We found that SCA1 and SCA2 gene mutations accounted for most cases (21% and 24%, respectively). We found SCA3, SCA6, SCA7, SCA8, and SCA17 to be very rare (approximately 1% each), and no case of SCA10 or SCA12 was identified. Half of the index cases (113/225) were negative for expansions in the known SCA genes. Repeat expansion detection analysis performed on 111 of these cases showed a CAG/CTG repeat expansion of at least 50 triplets in 22 (20%). Twenty-one of 22 expansions could be attributed to length variation at 2 polymorphic loci (expanded repeat domain CAG/CTG 1 [ERDA1] or CTG repeat on chromosome 18q21.1 [CTG18.1]). In 1 patient, the expansion was assigned to the DRPLA gene.
The distribution of SCA1-3 and SCA6-7 gene mutations is peculiar in Italy.
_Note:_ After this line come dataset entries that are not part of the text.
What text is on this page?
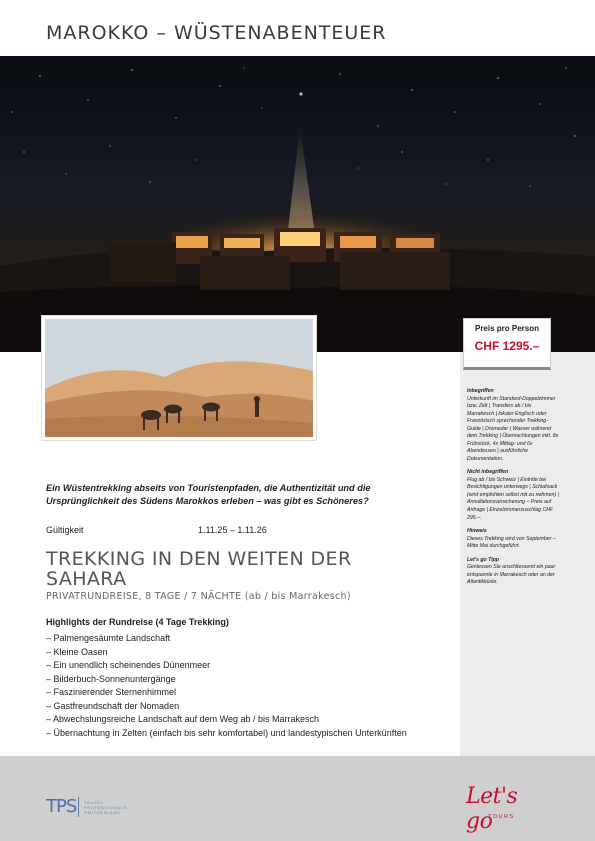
MAROKKO – WÜSTENABENTEUER
Preis pro Person
CHF 1295.–
Inbegriffen
Unterkunft im Standard-Doppelzimmer bzw. Zelt | Transfers ab / bis Marrakesch | lokaler Englisch oder Französisch sprechender Trekking-Guide | Dromedar | Wasser während dem Trekking | Übernachtungen inkl. 8x Frühstück, 4x Mittag- und 6x Abendessen | ausführliche Dokumentation.
Nicht inbegriffen
Flug ab / bis Schweiz | Eintritte bei Besichtigungen unterwegs | Schlafsack (wird empfohlen selbst mit zu nehmen) | Annullationsversicherung – Preis auf Anfrage | Einzelzimmerzuschlag CHF 295.–.
Hinweis
Dieses Trekking wird von September – Mitte Mai durchgeführt.
Let's go Tipp
Geniessen Sie anschliessend ein paar entspannte in Marrakesch oder an der Atlantikküste.

Ein Wüstentrekking abseits von Touristenpfaden, die Authentizität und die Ursprünglichkeit des Südens Marokkos erleben – was gibt es Schöneres?

Gültigkeit	1.11.25 – 1.11.26
TREKKING IN DEN WEITEN DER SAHARA
PRIVATRUNDREISE, 8 TAGE / 7 NÄCHTE (ab / bis Marrakesch)
Highlights der Rundreise (4 Tage Trekking)
– Palmengesäumte Landschaft
– Kleine Oasen
– Ein unendlich scheinendes Dünenmeer
– Bilderbuch-Sonnenuntergänge
– Faszinierender Sternenhimmel
– Gastfreundschaft der Nomaden
– Abwechslungsreiche Landschaft auf dem Weg ab / bis Marrakesch
– Übernachtung in Zelten (einfach bis sehr komfortabel) und landestypischen Unterkünften
TPS TRAVEL
PROFESSIONALS
SWITZERLAND
Let's go
TOURS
We found a relatively high frequency of SCA1 and SCA2 gene expansions; SCA3, SCA6, and SCA7 mutations were rare, compared with other European countries. No SCA10 or SCA12 and only a few SCA8 (2/225) and SCA17 (2/225) families were detected. In patients negative for defects in known SCA genes, repeat expansion detection data strongly suggest that, at least in our population, CAG/CTG expansions in novel genes should be considered an unlikely cause of the SCA phenotype.
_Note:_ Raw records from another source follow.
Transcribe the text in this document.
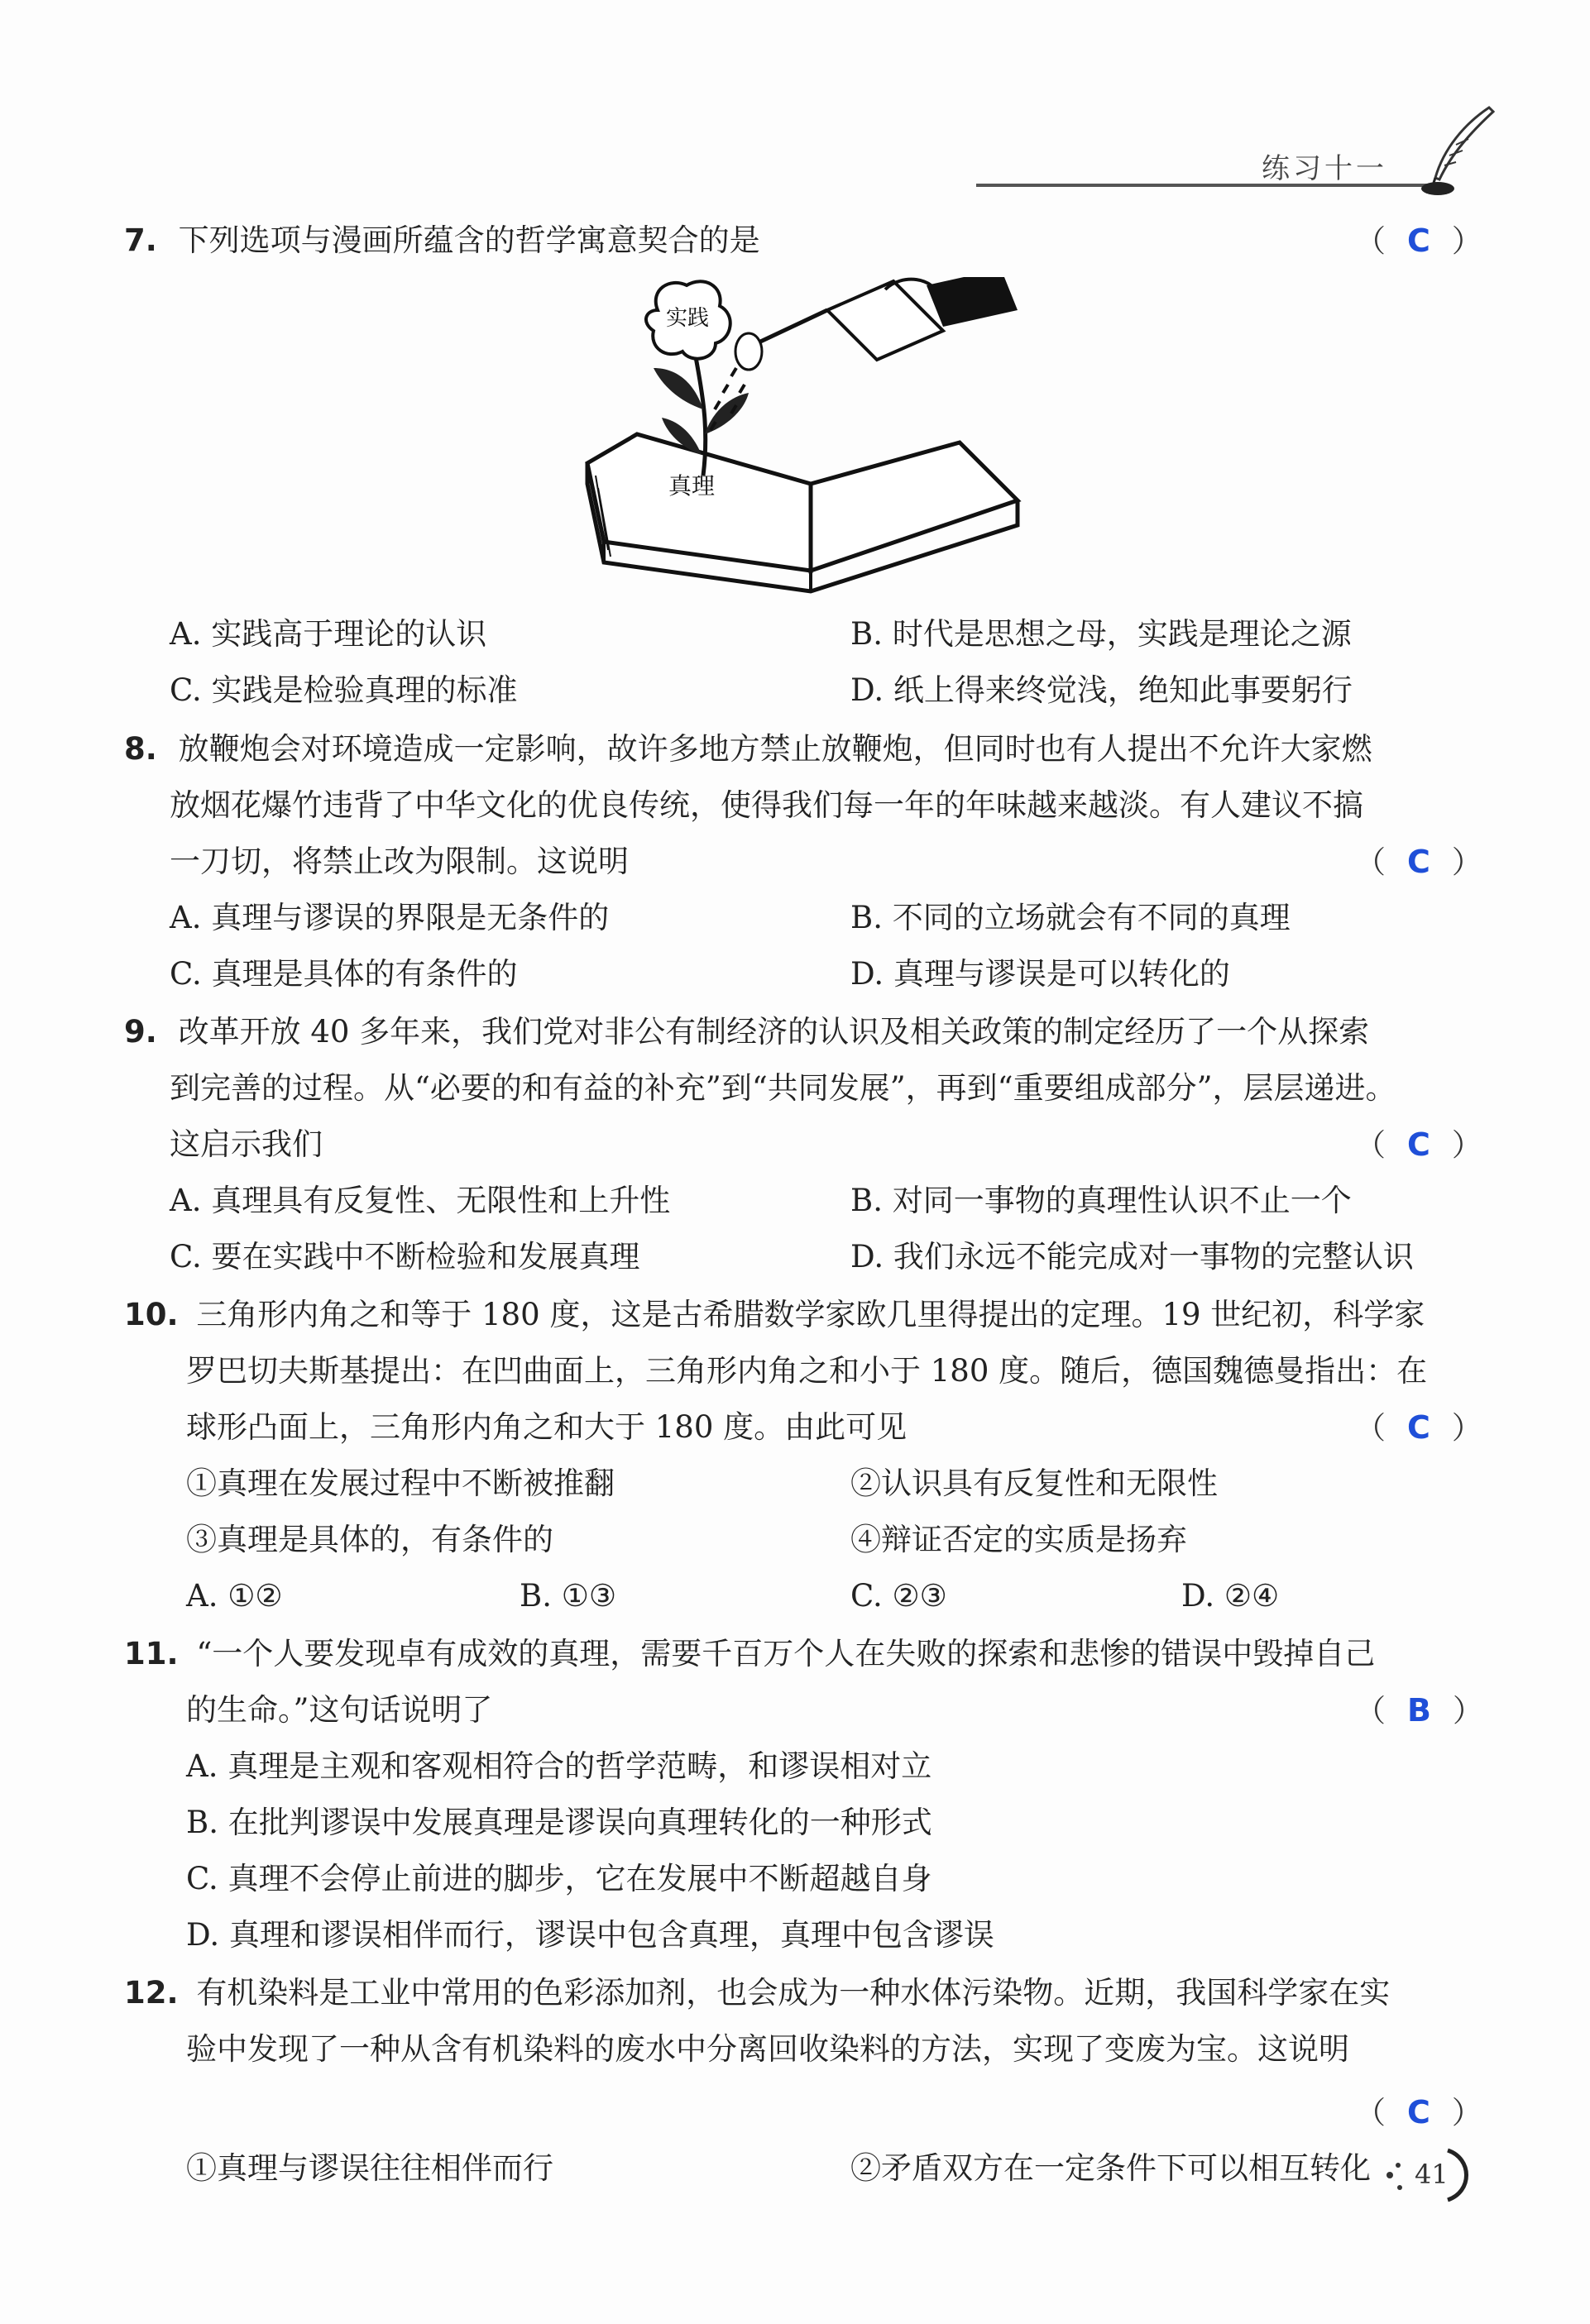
练习十一
7. 下列选项与漫画所蕴含的哲学寓意契合的是	（ C ）
实践
真理
A. 实践高于理论的认识	B. 时代是思想之母，实践是理论之源
C. 实践是检验真理的标准	D. 纸上得来终觉浅，绝知此事要躬行
8. 放鞭炮会对环境造成一定影响，故许多地方禁止放鞭炮，但同时也有人提出不允许大家燃
放烟花爆竹违背了中华文化的优良传统，使得我们每一年的年味越来越淡。有人建议不搞
一刀切，将禁止改为限制。这说明	（ C ）
A. 真理与谬误的界限是无条件的	B. 不同的立场就会有不同的真理
C. 真理是具体的有条件的	D. 真理与谬误是可以转化的
9. 改革开放 40 多年来，我们党对非公有制经济的认识及相关政策的制定经历了一个从探索
到完善的过程。从“必要的和有益的补充”到“共同发展”，再到“重要组成部分”，层层递进。
这启示我们	（ C ）
A. 真理具有反复性、无限性和上升性	B. 对同一事物的真理性认识不止一个
C. 要在实践中不断检验和发展真理	D. 我们永远不能完成对一事物的完整认识
10. 三角形内角之和等于 180 度，这是古希腊数学家欧几里得提出的定理。19 世纪初，科学家
罗巴切夫斯基提出：在凹曲面上，三角形内角之和小于 180 度。随后，德国魏德曼指出：在
球形凸面上，三角形内角之和大于 180 度。由此可见	（ C ）
①真理在发展过程中不断被推翻	②认识具有反复性和无限性
③真理是具体的，有条件的	④辩证否定的实质是扬弃
A. ①②	B. ①③	C. ②③	D. ②④
11. “一个人要发现卓有成效的真理，需要千百万个人在失败的探索和悲惨的错误中毁掉自己
的生命。”这句话说明了	（ B ）
A. 真理是主观和客观相符合的哲学范畴，和谬误相对立
B. 在批判谬误中发展真理是谬误向真理转化的一种形式
C. 真理不会停止前进的脚步，它在发展中不断超越自身
D. 真理和谬误相伴而行，谬误中包含真理，真理中包含谬误
12. 有机染料是工业中常用的色彩添加剂，也会成为一种水体污染物。近期，我国科学家在实
验中发现了一种从含有机染料的废水中分离回收染料的方法，实现了变废为宝。这说明
（ C ）
①真理与谬误往往相伴而行	②矛盾双方在一定条件下可以相互转化 41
常染色体显性遗传性小脑共济失调是一组临床和遗传异质性的进行性神经退行性疾病,目前与22个基因座相关(脊髓小脑共济失调[SCA]1 - SCA8、SCA10 - SCA19、SCA21、SCA22、成纤维细胞生长因子14[FGF14] - SCA以及齿状核红核苍白球路易体萎缩症[DRPLA])。12种情况(SCA1 - 3、SCA6 - 8、SCA10、SCA12、FGF14和DRPLA)的相关基因已被确定,除了最近确定的SCA14、SCA17、PRKCG和FGF14基因外,所有基因缺陷均由短核苷酸重复序列的扩增构成。
调查意大利遗传性共济失调家族中SCA1 - 3、SCA6 - 8、SCA10、SCA12和SCA17基因扩增的相对患病率,尤其要核实SCA10、SCA12和SCA17在意大利的发病情况;并通过重复序列扩增检测技术对初始筛查结果为阴性的先证者样本进行分析,以鉴定新基因座中的CAG/CTG扩增。
225例无亲缘关系的意大利遗传性共济失调索引病例,其中大多数(n = 183)呈现明显的显性遗传特征。
我们发现SCA1和SCA2基因突变占大多数病例(分别为21%和24%)。我们发现SCA3、SCA6、SCA7、SCA8和SCA17非常罕见(每种约1%),未发现SCA10或SCA12病例。一半的索引病例(113/225)在已知SCA基因中扩增为阴性。对其中111例病例进行的重复序列扩增检测分析显示,22例(20%)至少有50个三联体的CAG/CTG重复序列扩增。22个扩增中有21个可归因于2个多态性基因座的长度变异(扩增重复结构域CAG/CTG 1[ERDA1]或18号染色体q21.1上的CTG重复序列[CTG18.1])。在1例患者中,扩增被归因于DRPLA基因。
SCA1 - 3和SCA6 - 7基因突变在意大利的分布情况较为特殊。我们发现SCA1和SCA2基因扩增的频率相对较高;与其他欧洲国家相比,SCA3、SCA6和SCA7突变较为罕见。未检测到SCA10或SCA12,仅检测到少数SCA8(2/225)和SCA17(2/225)家族。在已知SCA基因缺陷为阴性的患者中,重复序列扩增检测数据强烈表明,至少在我们的人群中,新基因中的CAG/CTG扩增不太可能是SCA表型的病因。